How to Can Juneberries (and my favorite way to eat Juneberries)

How to Can Juneberries (and my favorite way to eat Juneberries)
How to Can Juneberries (and my favorite way to eat Juneberries)

Here’s a straightforward, easy way to can juneberries so you can enjoy them all year. Plus, I share with you my favorite way to use them. It’s even easier than canning them!

An unique berry

I scour my seed catalogs every winter, looking for something interesting and unique-to-me to grow in my garden. While it’s fun to master the challenge of growing a “new” food, what do you do with it when you actually get a harvest? I asked myself just that when my two juneberry bushes started to yield fruit.

Growing Juneberries

Juneberries (also known as Saskatoon berries or Serviceberries) aren’t well known in the United States, although they seem much more common in Canada. We’d bought the bushes when we read that they taste like blueberries, but are easier to grow because they don’t have any acidic soil requirements. Spoiler alert–they may look like blueberries and younger berries have a somewhat similar texture, but they’re firmer and taste much blander than blueberries. Just a little sweetener strengthens their mild but likable wild berry flavor.

Juneberries ripen in late June and early July, at a quieter time of the summer when I’m not yet harvesting bushels of produce every day. They yield for weeks and don’t spoil quickly, either on the bushes or in your refrigerator. The bushes need no attention except for the one month of the year when the berries need picking; even bugs and birds ignore them.

For several years, I only made jam with my harvest (here’s a vintage recipe I’ve used) because I found that when added into muffins and other baked goods, they were unimpressive and didn’t add much flavor. Last summer I had my biggest harvest ever and I didn’t want to add dozens more jars of jam to my already alarmingly large stash of homemade jams. Freezing gallon bags of Juneberries right before a move across the country also didn’t seem to be a wise option.

a jar of canned juneberries

I thought I’d can them all in the hopes of figuring out something to do with them later, and happily, I have. Juneberry sauce. It’s my favorite way to eat them now and I’m using the few pints I still have sparingly since Texas is way out of their growing range and I won’t be growing them anytime soon….or maybe ever?

how to can juneberries

The Easy Way to Can Juneberries

Anyway, canning juneberries. It’s super easy. I just followed the directions for canning berries from my Ball Blue Book, using a syrup of 4 parts water, 1 part sugar.

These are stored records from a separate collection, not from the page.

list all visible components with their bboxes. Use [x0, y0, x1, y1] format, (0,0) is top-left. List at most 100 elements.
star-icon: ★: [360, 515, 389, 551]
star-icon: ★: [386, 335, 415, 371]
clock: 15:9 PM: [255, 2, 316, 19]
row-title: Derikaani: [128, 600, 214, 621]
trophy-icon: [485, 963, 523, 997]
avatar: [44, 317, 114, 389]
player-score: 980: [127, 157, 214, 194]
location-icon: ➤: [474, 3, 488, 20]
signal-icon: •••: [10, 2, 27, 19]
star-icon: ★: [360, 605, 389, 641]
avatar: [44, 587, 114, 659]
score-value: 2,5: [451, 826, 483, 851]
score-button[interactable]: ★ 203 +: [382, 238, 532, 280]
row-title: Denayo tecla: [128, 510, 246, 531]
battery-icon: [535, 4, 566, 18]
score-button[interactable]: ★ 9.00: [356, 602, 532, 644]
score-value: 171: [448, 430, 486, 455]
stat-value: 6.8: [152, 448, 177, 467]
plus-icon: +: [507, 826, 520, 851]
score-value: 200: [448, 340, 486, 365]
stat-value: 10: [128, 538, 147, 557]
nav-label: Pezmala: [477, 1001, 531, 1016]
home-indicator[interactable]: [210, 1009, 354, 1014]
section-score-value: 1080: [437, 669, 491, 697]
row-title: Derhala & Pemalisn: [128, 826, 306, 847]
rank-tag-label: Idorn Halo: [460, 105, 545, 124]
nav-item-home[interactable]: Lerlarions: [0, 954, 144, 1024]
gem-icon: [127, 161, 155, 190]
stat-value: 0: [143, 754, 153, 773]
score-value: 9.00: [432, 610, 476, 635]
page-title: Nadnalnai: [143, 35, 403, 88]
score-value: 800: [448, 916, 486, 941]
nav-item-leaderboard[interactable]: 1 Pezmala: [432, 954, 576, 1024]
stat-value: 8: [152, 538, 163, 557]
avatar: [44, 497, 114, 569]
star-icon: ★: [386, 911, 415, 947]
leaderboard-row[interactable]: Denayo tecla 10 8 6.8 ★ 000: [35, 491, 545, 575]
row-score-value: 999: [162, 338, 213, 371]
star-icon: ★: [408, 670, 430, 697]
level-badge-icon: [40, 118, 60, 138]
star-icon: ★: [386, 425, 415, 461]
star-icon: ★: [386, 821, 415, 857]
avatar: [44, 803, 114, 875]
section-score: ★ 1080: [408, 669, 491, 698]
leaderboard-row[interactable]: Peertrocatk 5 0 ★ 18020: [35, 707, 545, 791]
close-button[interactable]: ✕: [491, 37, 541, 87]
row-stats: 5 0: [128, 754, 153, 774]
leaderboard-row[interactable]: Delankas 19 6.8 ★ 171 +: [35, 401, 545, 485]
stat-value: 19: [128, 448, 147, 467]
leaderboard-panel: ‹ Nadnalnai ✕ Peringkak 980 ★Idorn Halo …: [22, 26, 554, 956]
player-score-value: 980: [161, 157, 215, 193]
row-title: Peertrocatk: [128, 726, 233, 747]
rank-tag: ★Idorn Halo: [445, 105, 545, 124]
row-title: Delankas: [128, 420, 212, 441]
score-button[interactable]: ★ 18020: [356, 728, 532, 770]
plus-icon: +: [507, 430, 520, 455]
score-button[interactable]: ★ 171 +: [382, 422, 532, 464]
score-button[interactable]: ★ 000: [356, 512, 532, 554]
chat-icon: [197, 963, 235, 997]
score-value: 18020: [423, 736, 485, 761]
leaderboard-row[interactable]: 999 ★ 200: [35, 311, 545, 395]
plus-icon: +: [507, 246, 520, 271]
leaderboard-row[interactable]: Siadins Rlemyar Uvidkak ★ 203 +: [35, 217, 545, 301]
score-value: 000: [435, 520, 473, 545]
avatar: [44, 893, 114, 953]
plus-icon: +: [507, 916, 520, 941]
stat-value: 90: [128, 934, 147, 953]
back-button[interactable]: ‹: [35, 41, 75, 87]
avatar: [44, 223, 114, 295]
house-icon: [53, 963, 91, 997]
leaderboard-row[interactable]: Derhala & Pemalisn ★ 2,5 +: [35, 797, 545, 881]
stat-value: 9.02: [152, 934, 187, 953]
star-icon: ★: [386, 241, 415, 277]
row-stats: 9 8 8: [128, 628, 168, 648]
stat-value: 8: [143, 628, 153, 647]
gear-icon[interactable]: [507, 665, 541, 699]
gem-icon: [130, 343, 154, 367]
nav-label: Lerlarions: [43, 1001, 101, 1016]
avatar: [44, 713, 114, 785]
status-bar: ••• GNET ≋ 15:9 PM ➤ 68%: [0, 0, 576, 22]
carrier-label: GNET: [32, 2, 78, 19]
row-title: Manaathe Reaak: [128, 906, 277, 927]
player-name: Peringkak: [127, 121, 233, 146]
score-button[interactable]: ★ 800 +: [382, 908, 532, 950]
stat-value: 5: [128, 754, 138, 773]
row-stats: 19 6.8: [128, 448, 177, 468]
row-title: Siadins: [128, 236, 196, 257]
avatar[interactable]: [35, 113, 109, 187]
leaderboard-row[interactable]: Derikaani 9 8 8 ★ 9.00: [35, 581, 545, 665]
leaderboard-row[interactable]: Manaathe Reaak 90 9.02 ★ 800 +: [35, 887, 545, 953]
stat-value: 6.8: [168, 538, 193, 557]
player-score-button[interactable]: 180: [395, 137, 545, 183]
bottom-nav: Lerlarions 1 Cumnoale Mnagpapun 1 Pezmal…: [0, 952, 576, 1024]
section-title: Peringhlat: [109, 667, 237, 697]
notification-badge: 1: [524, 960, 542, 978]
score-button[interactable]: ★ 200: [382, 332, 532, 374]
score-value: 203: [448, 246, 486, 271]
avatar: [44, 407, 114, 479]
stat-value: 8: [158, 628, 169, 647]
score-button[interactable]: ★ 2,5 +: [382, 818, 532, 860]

a strainer and pan of juneberry juice and berries showing how to can juneberries

How to Make Juneberry Sauce

Making the sauce doesn’t even need a recipe. I simply strain the juice into a saucepan, whisk in 1 T. cornstarch and cook it until thickened, then turn off the heat and gently stir the berries in. I don’t add any additional sugar, but for my taste, it’s just perfect.

Juneberry sauce

What do I do with Juneberry sauce? I’ve tried it in a fruit crisps, as a crepe filling, over ice cream or yogurt, and over pancakes and waffles and they’re all great. Maybe I could find more uses but I’ve come to the conclusion that a summer weekend breakfast of juneberries on waffles is basically perfect. If you have juneberries, try them canned and sauced, and if you haven’t but you’re able to grow them, you really ought to give ’em a whirl.

2 Comments;

  1. They’re so good, aren’t they?

    I’m still enjoying pulling out a jar of juneberries every so often. It’s a treat!

  2. I love saskatoons/ june berries fresh, or as sauce. They seem to be such hearty bushes like willows. It’s so nice that you could enjoy some and store some away for another day. I agree canning was much wiser then freezing with moving on your radar.